The Fleetwood Mac song John McVie didn’t realise was about him

Music history is busy with drama. Bands across all genres and eras seem to be rife with stories of fallouts and fights, sometimes even totally destroying an entire group. Usually, they get into a series of blow-up arguments and have to decide to call the whole thing off. Normally, the working relationships become so totally impossible that the project has to cease existing. I mean, how could you stand in a studio and work alongside someone who hurt you so badly? How could you ever pen another song or write about the situation with the culprit present? Well, it seems that Fleetwood Mac were always immune to that.

The band went through the worst, time and time again, but stuck it out regardless. Stories of the Rumours sessions especially are now infamous, making it mindboggling that those fights weren’t the end of it all. Really, they should serve as the ultimate cautionary tale about mixing business and pleasure, reminding everyone that dating your co-worker or bandmate is not a good idea. But when the music was that good, and their career as a group managed to endure way beyond those 1976 sessions, they’re the exception to the rule.

The story goes that before Rumours, Fleetwood Mac was a band of couples. Christine and John McVie had been married for eight years. Stevie Nicks and Lindsey Buckingham were brought into the group as a package deal, having been dating and making music together since 1966. Mick Fleetwood was really the only free agent, but his moment for chaos would come in 1977 when he and Nicks had an affair.

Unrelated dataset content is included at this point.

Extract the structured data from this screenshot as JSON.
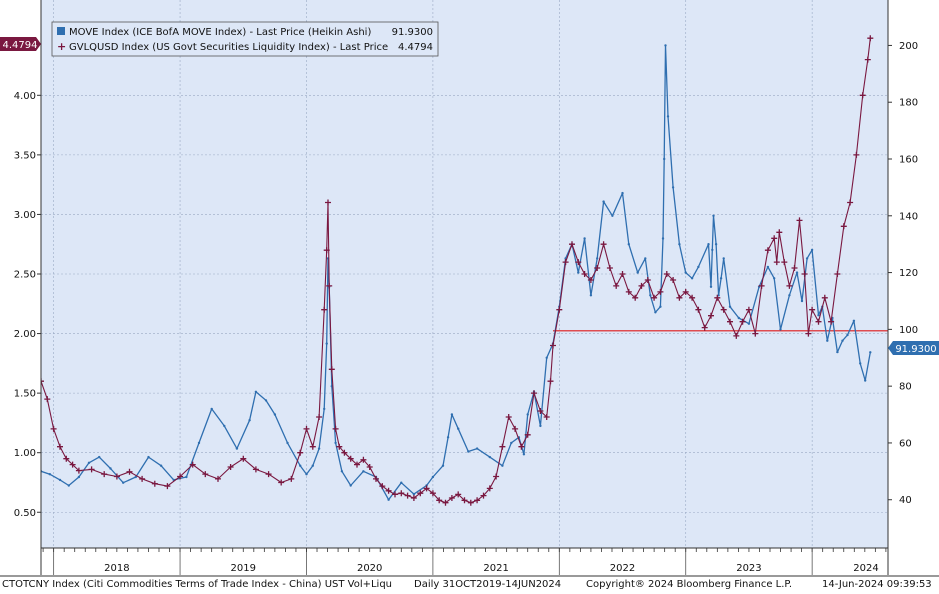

For a while, that had worked great. But when it came to making Rumours, every single dynamic seemed to blow up. Nicks and Buckingham split and began writing increasingly callous songs about each other, like ‘Go Your Own Way’ or ‘Dreams’. However, at least they were open about their drama. The McVie’s tracks the other hand, were being more covert and infinitely crueler.

Christine McVie’s songs on the record always feel overwhelmingly optimistic and light amongst the drama. There’s the beautiful ballad, ‘Songbird’, or the seductive ‘You Make Loving Fun’. There’s also ‘Don’t Stop’, a track that has become the ultimate anthem for attempting to look on the bright side and keep on keeping on. It feels like a totally harmless track but actually contains a veiled knife.

Both ‘You Make Loving Fun’ and ‘Don’t Stop’ were written while McVie was having an affair with the band’s lighting guy Curry Grant. Her husband didn’t find out until the recording sessions when he was then forced to endure playing on songs his wife wrote about another man.

In this context, ‘Don’t Stop’ feels somewhat passive-aggressive. “Why not think about times to come / And not about the things that you’ve done,” McVie sings as if she’s trying to will forgiveness from both herself and her husband. It gets even worse when she sings, “I know you don’t believe that it’s true / I never meant any harm to you,” as a clear message to the man she cheated on. As if trying to gloss over her infidelity with an air of lightness and joy, ‘Don’t Stop’ is her attempt to make things better, as she didn’t make things bad.

It took her husband a while to cotton on to the message, unlike ‘You Make Loving Fun’, which is the song that blew up the marriage. “I never put that together,” he told Mojo in 2015. “I’ve been playing it for years, and it wasn’t until somebody told me, ‘Chris wrote that about you.’ Oh really?”

Maybe what you don’t know can’t hurt you, and maybe not realising the true nature of the song made it easier for the McVie’s to keep playing the hit over and over for decades. Their marriage, however, couldn’t be saved by blissful ignorance. In 1977, the pair divorced but somehow managed to keep their working relationship intact.